ACPR/556/2022 du 16.08.2022 sur OCL/229/2022 ( MP ) , ADMIS

Descripteurs : INDEMNITÉ(EN GÉNÉRAL);FRAIS DE LA PROCÉDURE;DÉPENS;INFRACTIONS CONTRE L'HONNEUR;TRANSPORT DE PERSONNES
Normes : CPP.429; CPP.426; CP.177; LTV.59

république et

canton de Genève

POUVOIR JUDICIAIRE

P/12483/2020 ACPR/556/2022

COUR DE JUSTICE

Chambre pénale de recours

Arrêt du mardi 16 août 2022

 

Entre

A______, domicilié ______ [GE], comparant par Me B______, avocat,

recourant,

 

contre l'ordonnance de classement partiel rendue le 25 février 2022 par le Ministère public,

 

et

LE MINISTÈRE PUBLIC de la République et canton de Genève, route de Chancy 6B, 1213 Petit-Lancy, case postale 3565, 1211 Genève 3,

intimé.


EN FAIT :

A. Par acte expédié le 10 mars 2022, A______ recourt contre l'ordonnance du 25 février 2022, notifiée le 28 suivant, par laquelle le Ministère public, après avoir ordonné le classement partiel de la procédure dirigée à son encontre (ch. 1 du dispositif), a refusé de lui allouer une indemnité au sens de l'art 429 CPP (ch. 3) et l'a condamné aux frais de la procédure arrêtés à CHF 510.- (ch. 4).
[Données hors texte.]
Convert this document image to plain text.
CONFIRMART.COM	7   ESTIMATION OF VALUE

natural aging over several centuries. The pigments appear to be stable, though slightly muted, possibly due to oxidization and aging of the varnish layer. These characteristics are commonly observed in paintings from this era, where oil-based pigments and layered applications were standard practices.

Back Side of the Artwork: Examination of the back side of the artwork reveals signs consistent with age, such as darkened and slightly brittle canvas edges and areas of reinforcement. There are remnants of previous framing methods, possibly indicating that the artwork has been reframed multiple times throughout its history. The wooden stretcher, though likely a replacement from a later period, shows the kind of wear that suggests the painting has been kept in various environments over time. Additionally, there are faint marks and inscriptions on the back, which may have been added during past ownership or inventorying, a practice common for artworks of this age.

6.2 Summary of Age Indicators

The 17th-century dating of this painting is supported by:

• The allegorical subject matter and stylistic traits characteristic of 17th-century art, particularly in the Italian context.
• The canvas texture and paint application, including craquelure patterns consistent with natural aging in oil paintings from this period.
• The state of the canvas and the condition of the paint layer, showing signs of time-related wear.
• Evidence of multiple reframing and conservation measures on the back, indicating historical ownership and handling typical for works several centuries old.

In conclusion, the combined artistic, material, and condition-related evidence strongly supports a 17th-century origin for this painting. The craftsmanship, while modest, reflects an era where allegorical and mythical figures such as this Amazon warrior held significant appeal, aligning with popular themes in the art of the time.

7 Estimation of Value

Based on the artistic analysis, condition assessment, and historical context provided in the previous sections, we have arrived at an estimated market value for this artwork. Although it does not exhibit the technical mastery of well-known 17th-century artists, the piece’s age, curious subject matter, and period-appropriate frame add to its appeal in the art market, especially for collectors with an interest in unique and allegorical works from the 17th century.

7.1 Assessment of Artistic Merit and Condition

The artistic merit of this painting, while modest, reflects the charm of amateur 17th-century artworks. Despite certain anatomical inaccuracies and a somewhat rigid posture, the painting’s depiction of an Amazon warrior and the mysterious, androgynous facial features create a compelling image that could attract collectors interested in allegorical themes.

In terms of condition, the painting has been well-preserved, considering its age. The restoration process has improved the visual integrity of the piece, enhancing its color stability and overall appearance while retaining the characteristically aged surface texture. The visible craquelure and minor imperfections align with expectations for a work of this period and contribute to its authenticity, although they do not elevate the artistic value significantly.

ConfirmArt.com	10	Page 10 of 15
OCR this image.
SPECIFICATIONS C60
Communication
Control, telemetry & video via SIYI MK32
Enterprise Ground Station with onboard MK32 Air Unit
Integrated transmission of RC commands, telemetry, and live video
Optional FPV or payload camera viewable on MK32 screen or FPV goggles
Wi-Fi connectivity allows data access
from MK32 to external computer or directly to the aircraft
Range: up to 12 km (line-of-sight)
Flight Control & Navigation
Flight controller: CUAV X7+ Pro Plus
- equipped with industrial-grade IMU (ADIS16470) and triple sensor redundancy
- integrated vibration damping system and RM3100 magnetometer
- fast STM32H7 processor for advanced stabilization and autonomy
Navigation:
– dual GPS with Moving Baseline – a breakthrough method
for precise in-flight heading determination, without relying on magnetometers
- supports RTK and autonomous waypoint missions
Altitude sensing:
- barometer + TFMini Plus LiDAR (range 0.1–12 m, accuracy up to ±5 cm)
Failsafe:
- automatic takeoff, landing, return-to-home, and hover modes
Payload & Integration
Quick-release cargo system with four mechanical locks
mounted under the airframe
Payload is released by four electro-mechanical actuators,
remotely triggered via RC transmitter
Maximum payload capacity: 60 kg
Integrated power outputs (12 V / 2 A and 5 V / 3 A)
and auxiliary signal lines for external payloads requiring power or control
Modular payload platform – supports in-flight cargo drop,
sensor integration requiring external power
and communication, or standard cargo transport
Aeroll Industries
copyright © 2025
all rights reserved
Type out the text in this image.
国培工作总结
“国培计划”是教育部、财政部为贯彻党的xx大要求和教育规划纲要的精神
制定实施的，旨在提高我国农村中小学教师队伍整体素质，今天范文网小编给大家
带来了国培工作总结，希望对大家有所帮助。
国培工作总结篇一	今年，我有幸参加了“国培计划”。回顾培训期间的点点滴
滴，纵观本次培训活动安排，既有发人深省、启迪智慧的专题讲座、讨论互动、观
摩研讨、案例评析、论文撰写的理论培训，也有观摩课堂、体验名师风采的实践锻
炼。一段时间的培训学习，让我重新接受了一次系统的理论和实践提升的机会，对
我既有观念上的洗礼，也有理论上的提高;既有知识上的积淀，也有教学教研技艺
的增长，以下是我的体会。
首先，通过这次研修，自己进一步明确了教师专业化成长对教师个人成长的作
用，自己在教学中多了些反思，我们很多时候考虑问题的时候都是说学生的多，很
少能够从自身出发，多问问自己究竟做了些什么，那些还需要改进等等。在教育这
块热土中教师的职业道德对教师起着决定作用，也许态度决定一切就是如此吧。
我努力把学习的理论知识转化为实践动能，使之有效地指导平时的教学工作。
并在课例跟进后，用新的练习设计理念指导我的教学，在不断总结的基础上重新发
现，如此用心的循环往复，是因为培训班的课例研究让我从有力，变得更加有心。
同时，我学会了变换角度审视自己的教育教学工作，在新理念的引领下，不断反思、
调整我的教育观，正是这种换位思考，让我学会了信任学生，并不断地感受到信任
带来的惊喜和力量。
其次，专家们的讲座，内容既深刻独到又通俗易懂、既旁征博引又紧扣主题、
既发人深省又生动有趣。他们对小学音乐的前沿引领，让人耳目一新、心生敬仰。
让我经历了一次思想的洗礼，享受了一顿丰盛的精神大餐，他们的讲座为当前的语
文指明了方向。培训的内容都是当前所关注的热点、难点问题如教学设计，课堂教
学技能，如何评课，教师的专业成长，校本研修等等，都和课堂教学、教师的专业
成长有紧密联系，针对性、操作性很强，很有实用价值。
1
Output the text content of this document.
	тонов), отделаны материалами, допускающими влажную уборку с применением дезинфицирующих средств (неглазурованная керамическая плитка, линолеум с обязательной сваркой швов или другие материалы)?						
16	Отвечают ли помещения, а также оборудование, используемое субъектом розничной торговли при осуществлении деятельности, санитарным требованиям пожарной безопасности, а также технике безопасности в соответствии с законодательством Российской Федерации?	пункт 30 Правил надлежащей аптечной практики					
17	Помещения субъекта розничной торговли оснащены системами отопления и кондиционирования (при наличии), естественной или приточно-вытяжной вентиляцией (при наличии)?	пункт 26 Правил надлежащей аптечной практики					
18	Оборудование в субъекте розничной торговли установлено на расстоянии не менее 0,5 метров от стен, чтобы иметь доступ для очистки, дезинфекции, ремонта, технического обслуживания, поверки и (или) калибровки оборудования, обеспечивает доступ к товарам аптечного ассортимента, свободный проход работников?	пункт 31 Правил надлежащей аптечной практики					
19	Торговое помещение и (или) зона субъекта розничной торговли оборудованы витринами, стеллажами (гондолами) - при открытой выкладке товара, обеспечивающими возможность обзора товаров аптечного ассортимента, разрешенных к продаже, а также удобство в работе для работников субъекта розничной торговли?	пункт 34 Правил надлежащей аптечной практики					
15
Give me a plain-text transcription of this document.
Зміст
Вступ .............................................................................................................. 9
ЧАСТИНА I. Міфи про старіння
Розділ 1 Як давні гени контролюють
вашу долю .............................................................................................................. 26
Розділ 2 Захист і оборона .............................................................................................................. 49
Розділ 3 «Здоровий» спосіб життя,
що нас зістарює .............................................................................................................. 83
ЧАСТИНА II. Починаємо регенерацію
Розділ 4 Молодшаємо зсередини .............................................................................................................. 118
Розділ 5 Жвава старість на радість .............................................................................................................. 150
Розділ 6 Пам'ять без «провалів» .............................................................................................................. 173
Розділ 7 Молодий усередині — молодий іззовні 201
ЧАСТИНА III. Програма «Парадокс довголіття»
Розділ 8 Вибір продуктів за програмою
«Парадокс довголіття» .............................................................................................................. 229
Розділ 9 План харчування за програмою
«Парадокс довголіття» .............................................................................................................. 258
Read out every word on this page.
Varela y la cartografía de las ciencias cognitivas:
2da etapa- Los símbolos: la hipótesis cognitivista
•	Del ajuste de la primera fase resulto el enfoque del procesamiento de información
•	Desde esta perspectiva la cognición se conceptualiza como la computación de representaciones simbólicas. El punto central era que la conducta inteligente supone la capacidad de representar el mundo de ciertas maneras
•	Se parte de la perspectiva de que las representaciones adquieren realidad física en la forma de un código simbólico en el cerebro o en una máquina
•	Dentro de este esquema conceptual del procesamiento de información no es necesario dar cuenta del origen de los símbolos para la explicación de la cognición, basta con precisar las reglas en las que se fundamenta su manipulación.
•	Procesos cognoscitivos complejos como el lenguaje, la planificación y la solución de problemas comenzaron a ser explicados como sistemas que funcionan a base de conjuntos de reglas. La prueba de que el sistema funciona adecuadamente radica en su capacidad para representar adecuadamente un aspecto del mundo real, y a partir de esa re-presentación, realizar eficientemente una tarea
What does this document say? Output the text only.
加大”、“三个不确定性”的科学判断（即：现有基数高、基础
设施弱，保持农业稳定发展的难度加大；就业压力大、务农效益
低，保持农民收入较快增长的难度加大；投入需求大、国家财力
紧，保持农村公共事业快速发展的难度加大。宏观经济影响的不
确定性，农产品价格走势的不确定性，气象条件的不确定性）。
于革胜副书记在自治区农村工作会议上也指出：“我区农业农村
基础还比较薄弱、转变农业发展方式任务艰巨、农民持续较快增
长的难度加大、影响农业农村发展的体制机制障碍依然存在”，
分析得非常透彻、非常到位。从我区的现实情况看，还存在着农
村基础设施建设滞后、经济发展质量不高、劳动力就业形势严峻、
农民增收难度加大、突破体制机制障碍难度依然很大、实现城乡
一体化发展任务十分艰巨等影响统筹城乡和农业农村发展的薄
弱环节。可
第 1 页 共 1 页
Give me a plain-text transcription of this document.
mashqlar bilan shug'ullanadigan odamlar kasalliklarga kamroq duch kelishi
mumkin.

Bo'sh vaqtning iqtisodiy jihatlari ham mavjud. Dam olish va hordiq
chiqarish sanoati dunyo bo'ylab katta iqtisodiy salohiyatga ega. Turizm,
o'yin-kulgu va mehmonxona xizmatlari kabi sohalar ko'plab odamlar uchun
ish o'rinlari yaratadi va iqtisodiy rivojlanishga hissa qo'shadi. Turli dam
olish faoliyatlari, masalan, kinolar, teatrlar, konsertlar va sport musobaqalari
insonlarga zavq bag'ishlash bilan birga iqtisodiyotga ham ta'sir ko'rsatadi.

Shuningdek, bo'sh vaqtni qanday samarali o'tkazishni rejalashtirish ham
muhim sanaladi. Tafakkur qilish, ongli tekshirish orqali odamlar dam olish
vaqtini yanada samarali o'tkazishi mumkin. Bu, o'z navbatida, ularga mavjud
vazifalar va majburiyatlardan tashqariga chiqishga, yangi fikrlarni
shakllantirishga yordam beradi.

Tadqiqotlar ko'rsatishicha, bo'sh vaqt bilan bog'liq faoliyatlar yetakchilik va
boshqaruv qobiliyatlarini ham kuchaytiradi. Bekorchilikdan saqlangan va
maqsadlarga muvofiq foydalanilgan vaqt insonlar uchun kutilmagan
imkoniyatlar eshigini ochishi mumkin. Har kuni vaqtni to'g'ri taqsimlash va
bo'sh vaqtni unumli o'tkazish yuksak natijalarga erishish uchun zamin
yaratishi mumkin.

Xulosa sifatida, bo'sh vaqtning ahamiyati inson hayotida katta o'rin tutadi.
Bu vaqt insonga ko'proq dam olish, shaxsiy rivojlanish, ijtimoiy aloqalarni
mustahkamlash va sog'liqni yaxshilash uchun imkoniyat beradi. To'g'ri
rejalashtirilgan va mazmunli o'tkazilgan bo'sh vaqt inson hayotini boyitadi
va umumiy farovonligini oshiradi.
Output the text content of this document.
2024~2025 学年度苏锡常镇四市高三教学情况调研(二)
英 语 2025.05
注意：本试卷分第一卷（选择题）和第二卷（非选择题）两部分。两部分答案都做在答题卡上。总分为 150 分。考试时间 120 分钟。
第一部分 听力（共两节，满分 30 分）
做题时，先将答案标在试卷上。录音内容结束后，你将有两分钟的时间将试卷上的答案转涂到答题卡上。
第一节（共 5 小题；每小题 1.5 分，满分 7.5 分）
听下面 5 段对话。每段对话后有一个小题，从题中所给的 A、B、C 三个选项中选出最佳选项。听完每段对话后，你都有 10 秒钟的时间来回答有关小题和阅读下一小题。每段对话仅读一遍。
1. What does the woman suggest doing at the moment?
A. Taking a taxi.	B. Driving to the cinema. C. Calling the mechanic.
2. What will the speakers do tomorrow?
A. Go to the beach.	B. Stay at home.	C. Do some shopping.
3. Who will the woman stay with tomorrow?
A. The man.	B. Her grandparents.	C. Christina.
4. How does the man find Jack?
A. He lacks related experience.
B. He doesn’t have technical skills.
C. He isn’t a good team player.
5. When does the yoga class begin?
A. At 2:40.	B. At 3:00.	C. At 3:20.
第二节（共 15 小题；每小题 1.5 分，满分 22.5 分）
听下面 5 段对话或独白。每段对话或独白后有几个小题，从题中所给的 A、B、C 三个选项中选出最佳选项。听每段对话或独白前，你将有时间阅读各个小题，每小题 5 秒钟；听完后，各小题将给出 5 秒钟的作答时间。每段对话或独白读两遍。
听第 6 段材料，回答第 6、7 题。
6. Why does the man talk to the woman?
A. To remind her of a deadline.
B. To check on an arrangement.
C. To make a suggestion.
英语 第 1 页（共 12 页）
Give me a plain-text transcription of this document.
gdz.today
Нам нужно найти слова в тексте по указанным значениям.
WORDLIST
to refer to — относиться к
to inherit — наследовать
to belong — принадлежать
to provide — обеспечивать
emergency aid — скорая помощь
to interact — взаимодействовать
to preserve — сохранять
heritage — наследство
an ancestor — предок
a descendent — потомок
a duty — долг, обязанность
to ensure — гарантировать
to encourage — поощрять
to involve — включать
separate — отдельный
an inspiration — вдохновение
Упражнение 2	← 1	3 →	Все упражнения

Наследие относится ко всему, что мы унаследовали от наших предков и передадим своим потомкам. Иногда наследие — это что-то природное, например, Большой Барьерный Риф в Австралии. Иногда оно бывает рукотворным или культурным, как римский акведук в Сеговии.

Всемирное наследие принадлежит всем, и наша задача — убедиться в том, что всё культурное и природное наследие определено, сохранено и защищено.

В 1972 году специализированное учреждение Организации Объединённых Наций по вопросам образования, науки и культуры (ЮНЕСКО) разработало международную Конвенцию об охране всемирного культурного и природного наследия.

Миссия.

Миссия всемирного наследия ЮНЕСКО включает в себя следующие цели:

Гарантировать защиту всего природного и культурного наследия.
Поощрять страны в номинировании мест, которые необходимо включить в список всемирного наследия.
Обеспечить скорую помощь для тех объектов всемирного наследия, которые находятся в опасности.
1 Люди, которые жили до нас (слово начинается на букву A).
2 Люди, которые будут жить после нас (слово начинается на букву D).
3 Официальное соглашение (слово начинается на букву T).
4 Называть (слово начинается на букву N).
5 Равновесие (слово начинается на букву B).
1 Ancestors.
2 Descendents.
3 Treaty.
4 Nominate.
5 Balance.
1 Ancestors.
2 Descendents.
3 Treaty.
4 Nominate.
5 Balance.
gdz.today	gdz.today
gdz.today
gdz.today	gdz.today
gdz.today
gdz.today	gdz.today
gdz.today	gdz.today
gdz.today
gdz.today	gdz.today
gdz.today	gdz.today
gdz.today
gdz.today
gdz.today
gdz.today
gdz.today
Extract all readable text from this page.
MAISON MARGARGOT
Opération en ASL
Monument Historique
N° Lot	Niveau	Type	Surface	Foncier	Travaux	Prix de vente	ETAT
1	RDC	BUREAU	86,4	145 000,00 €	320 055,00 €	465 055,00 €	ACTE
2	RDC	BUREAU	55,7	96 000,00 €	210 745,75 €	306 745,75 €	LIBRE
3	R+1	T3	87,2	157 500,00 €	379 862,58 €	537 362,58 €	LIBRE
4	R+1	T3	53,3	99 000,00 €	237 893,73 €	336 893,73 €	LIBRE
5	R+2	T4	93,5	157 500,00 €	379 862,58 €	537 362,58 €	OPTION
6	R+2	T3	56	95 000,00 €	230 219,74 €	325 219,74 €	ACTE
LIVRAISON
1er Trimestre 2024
Le recourant conclut, avec suite de frais, à l'annulation des chiffres 3 et 4 du dispositif de l'ordonnance querellée, à l'octroi d'indemnités au titre des dépenses occasionnées par l'exercice raisonnable de ses droits à hauteur de CHF 1'400.- pour la procédure par-devant le Ministère public et de CHF 1'250.- pour celle de recours.

B. Les faits pertinents suivants ressortent du dossier :

a. Par courrier du 14 juillet 2020 intitulé "Plainte/Dénonciation", le service juridique des TPG a porté à la connaissance du Ministère public que, le 13 mai 2020, vers 14h17, sur la route de Malagnou, à la hauteur de l'arrêt TPG Florence, en direction de Thônex-Vallard, la personne conduisant le véhicule immatriculé GE 1______ avait circulé de manière imprudente sur la voie réservée aux véhicules TPG et fait un doigt d'honneur à l'attention d'un conducteur d'autobus, C______, après que ce dernier l'eut klaxonnée.

b. Entendue par la police le 12 octobre 2020, D______, propriétaire de la voiture susmentionnée, a "garanti" ne pas l'avoir conduit le jour en question. Au mois de mai 2020 et en particulier le 13, son compagnon de l'époque, A______, avait utilisé son véhicule.

À l'issue de son audition, elle a produit une capture d'écran d'une conversation Whatsapp avec A______, à teneur de laquelle le 13 mai, avant 12h00, il lui avait demandé "Tu as besoin de la voiture à quelle heure?", ce à quoi elle avait répondu "J'ai [sic] pas besoin de la voiture".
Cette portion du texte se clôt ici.